Buckley cut his debut sides for the Vaya label in 1951, Euphoria and Euphoria, Vol. 2. The opening set featured his signature piece, "The Nazz," a "hipsemantic" recounting of Christ's life as "the sweetest, gonest, wailinest cat that ever stomped on this sweet, swingin' sphere"; the sequel delivered variations on Aesop's Fables plus "Jonah and the Whale" portraying a pothead prophet. Though well-received on The Tonight Show, The Milton Berle Show, and You Bet Your Life, he stayed out of the studio until 1955, when he recorded Hipsters, Flipsters and Finger-Poppin' Daddies, Knock Me Your Lobes, spotlighting Shakespearean scenes from Julius Caesar, Hamlet, and Macbeth.
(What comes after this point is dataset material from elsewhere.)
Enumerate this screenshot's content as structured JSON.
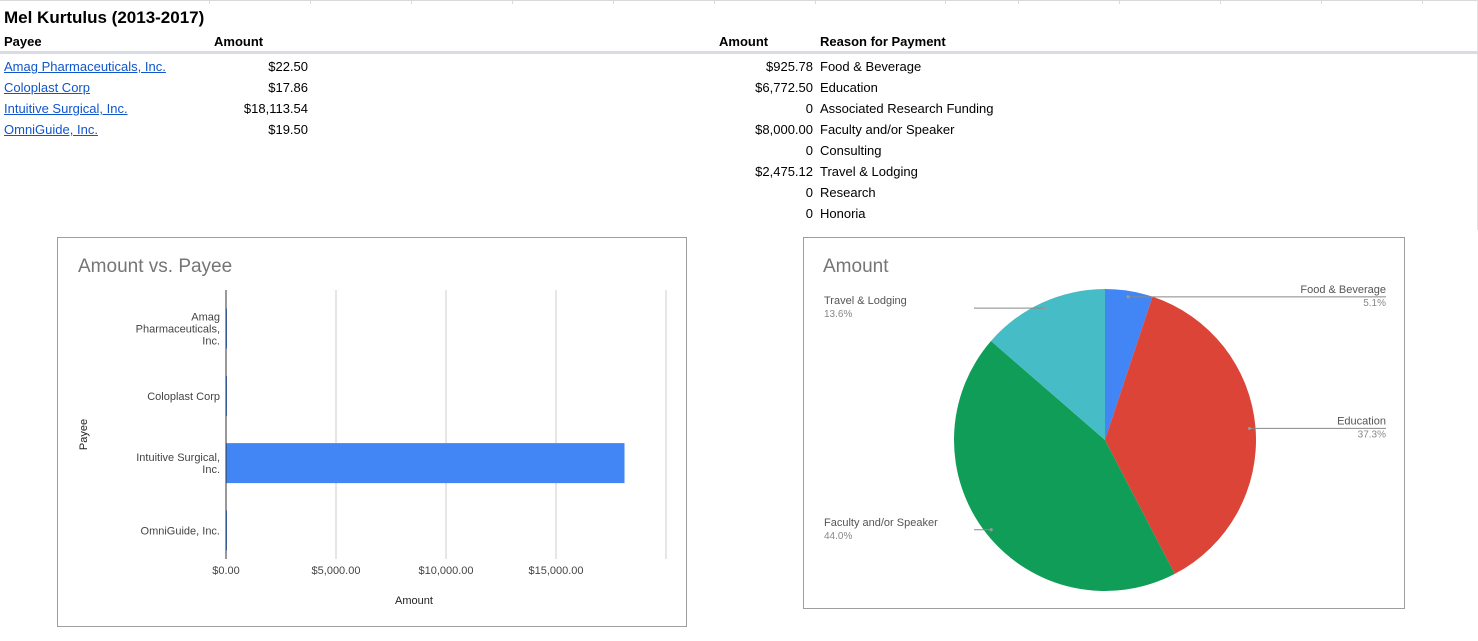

After three 1956 singles—"Flight of the Saucer, Pts. 1-2," an outer-space excursion over the 1946 Lyle Griffin track "Flight of the Vout Bug," "The Gettysburg Address," and "James Dean's Message to Teenagers"—plus the LP A Most Immaculately Hip Aristocrat, which remained unreleased until 1970, Buckley settled in Las Vegas and worked nightclubs and casinos. Returning to Hollywood in 1959, most of his February 12 Ivar Theatre set appeared as Way Out Humor, with the balance issued in 1966 as Blowing His Mind (And Yours, Too). Ever nomadic, he and his family reached San Francisco in 1960 and played the Hungry i and Purple Onion; a Gold Nugget performance in Oakland supplied the 1970 album The Bad Rapping of the Marquis de Sade.

In summer 1960 Buckley embarked alone on a red VW microbus national tour. Arriving ill in Chicago during August, he nonetheless pressed onward to New York for October Jazz Gallery dates. During one engagement the vice squad seized his cabaret card for misrepresenting a prior arrest record. On November 12 he telephoned novelist Harold Humes to report mounting anxiety over repeated refusals to restore the card, adding that he was hungry and broke. Hours after the call Lord Buckley succumbed to a stroke induced by "extreme hypertension" at age 54. Civic pressure soon prompted repeal of the cabaret card ordinance.

Though never a mainstream presence, Buckley's stature assumed mythic scale after his passing. Avowed admirer Lenny Bruce adopted much of his demeanor and cadence, while Jonathan Winters and Robin Williams likewise credited His Lordship's sway. Bob Dylan, likewise captivated, frequently performed Buckley's version of Joseph Newman's "Black Cross" early on. Jimmy Buffett later delivered the original "God's Own Drunk," and George Harrison's hit "Crackerbox Palace" drew both thematic spark from the comedian's existence and its title from his modest Hollywood residence. Remaining the focus of an ardent cult following and authentic underground hero, the self-proclaimed Messiah of Hip endures long after departing "this sweet, swingin' sphere."